You can learn more about how Spring Data GemFire supports ZIP files on import, the use of Spring ApplicationEvents to trigger import and export snapshots as well as how to appropriately filter data imported and exported here.

Spring Data KeyValue & Map based repositories

It's been quite a long time since we've been asked to provide a very simple Map based implementation for Spring Data repositories for various – mostly testing – purposes. The requests eventually concluded in revitalizing the KeyValue module in a slightly different way than it existed in before.

Spring Data KeyValue now consists of a basic Map based repository implementation that will use Spring Expression Language (SpEL) for querying values by default, provide sorting, pagination and Querydsl integration based on its collection module. It also exposes dedicated APIs to allow key-value stores to leverage store specific optimizations in storage, retrieval and most importantly query execution if needed.
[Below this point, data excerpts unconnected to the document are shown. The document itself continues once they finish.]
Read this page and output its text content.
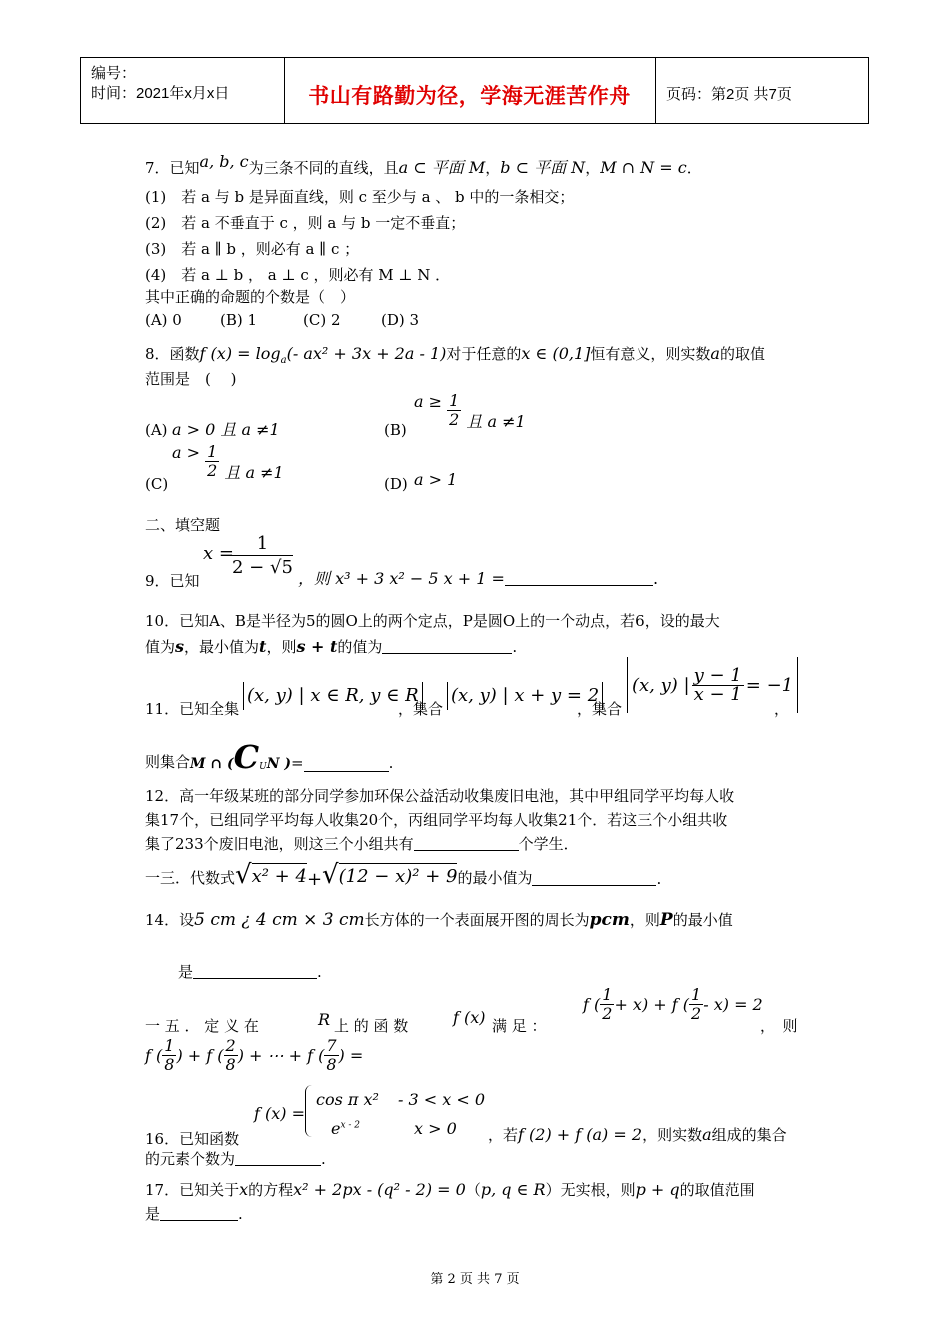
编号：
时间：2021年x月x日	书山有路勤为径，学海无涯苦作舟	页码：第2页 共7页
7．已知a, b, c为三条不同的直线，且a ⊂ 平面 M，b ⊂ 平面 N，M ∩ N = c．
(1)　若 a 与 b 是异面直线，则 c 至少与 a 、 b 中的一条相交；
(2)　若 a 不垂直于 c ，则 a 与 b 一定不垂直；
(3)　若 a ∥ b ，则必有 a ∥ c ；
(4)　若 a ⊥ b ， a ⊥ c ，则必有 M ⊥ N ．
其中正确的命题的个数是（　）
(A) 0	(B) 1	(C) 2	(D) 3
8．函数f $(x) = \log_a(-$ ax² + 3x + 2a - 1)对于任意的x ∈ (0,1]恒有意义，则实数a的取值
范围是　(　 )
(A) a > 0 且 a ≠1	(B)
$a \ge \frac{1}{2}$ 且 a ≠1
(C)
$a > \frac{1}{2}$ 且 a ≠1
(D) a > 1
二、填空题
9．已知
x =
$\frac{1}{2 - √5}$ ，则 x³ + 3 x² − 5 x + 1 =	.
10．已知A、B是半径为5的圆O上的两个定点，P是圆O上的一个动点，若6，设的最大
值为s，最小值为t，则s + t的值为	.
11．已知全集
(x, y) | x ∈ R, y ∈ R
，集合
(x, y) | x + y = 2
，集合
(x, y) | $\frac{y - 1}{x - 1} = -1$
，
则集合 M ∩ ( $C_U$ N ) =	.
12．高一年级某班的部分同学参加环保公益活动收集废旧电池，其中甲组同学平均每人收
集17个，已组同学平均每人收集20个，丙组同学平均每人收集21个．若这三个小组共收
集了233个废旧电池，则这三个小组共有	个学生．
一三．代数式 √ x² + 4 + √ (12 − x)² + 9 的最小值为	.
14．设5 cm ¿ 4 cm × 3 cm长方体的一个表面展开图的周长为pcm，则P的最小值
是	.
一 五 ． 定 义 在	R 上 的 函 数	f (x) 满 足 ：
f ( $\frac{1}{2} + x) + f$ ( $\frac{1}{2} - x) = 2$
，　则
f ( $\frac{1}{8}$ ) + f ( $\frac{2}{8}$ ) + ⋯ + f ( $\frac{7}{8}$ ) =
f (x) =
cos π x² - 3 < x < 0
$e^{x - 2}$	x > 0
16．已知函数	，若f (2) + f (a) = 2，则实数a组成的集合
的元素个数为	.
17．已知关于x的方程x² + 2px - (q² - 2) = 0（p, q ∈ R）无实根，则p + q的取值范围
是	.
第 2 页 共 7 页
The default query mechanism used by Spring Data KeyValue repositories is based on SpEL and allows you to define and run complex queries. This approach shows off its real power when run in COMPILED mode as it effectively compiles the filter expressions to be executed on the values. Alternatively you also can use Querydsl expressions for typesafe querying.

@Configuration
@EnableMapRepositories("com.acme.repositories")
class AppConfig {}

@KeySpace("user")
class User {

  String @Id id;
  String firstname;
}

interface UserRepository extends CrudRepository<User, String> {
  List<String> findByFirstnameStartingWith(String firstname);
}

We currently have extensions of that API cooking for Ehcache, Hazelcast and Aerospike and are looking forward to evaluate options to also integrate Redis and maybe port some of the Gemfire APIs to use that.

What's next?

Up next is SpringOne2GX in Washington, DC- we'd be happy to see you there - the best place to get in touch with the team, learn about new features and simply have a good time. Meanwhile we are already preparing the next service release for the Fowler Release Train and started working on new features for the Hopper release train (Sshh... We'll give a sneak peak on Hopper in the “What’s new in Spring Data?” talk at SpringOne).